Father Mathew began his work in the U.S. in 1849, at which time he was entertained by the President and granted a seat within the bar of the Senate and on the floor of the House. Only one foreigner, General Lafayette, had previously been given that honor. He was also lauded on the occasion by famous statesman Henry Clay.

Father Mathew spent two and a half years in the U.S., traveled 37,000 miles, visited 25 states, administered the temperance pledge in over 300 cities and towns to an estimated more than 500,000 people.

The Knights of Father Mathew organization in the U.S. was established in St. Louis, Missouri, on 26 April, 1872. At this time, it was an fraternal society limited to Irish immigrants.

In 1881, it added life insurance as a benefit available to members. Chapters or “councils” were permitted to organize branches of Catholic women that were called "Ladies' Auxiliaries of the Knights of Father Mathew." The Ladies' Auxiliaries were especially active in promoting temperance among children. Both the Knights of Father Mathew affiliated with the Catholic Total Abstinence Union of America in 1895, as did the Ladies' Auxiliaries of the Knights of Father Mathew.
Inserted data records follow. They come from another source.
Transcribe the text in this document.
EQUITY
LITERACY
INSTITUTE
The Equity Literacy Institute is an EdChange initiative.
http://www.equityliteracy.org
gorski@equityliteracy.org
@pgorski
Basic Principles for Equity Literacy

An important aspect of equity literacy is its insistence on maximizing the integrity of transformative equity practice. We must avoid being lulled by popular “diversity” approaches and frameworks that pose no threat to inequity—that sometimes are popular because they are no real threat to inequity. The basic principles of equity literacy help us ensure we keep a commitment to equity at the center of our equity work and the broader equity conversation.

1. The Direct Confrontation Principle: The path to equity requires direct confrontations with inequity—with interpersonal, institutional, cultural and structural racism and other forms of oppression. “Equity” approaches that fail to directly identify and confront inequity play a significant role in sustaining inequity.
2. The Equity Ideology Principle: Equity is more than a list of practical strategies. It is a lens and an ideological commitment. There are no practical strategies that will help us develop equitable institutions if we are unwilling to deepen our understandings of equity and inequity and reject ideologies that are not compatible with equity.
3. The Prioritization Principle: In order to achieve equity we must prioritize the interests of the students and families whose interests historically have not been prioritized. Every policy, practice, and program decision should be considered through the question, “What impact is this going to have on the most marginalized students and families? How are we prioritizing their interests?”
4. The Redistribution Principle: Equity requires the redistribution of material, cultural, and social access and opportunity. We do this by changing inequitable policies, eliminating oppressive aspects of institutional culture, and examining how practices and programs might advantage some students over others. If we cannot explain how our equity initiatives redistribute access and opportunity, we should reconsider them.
Some members were buried with KFM or K. of F. M. – Knights of Father Mathew – or LAKFM – Ladies Auxiliary of the Knights of Father Mathew on their tombstones.
=== 1900s ===
In early 1900s expanded to include non-Irish Catholics, especially second-generation English-speaking German immigrants In 1915, renamed the Knights and Ladies of Father Matthew when women were admitted to full membership. Membership declined in the 1920s and the organization disbanded in 1931.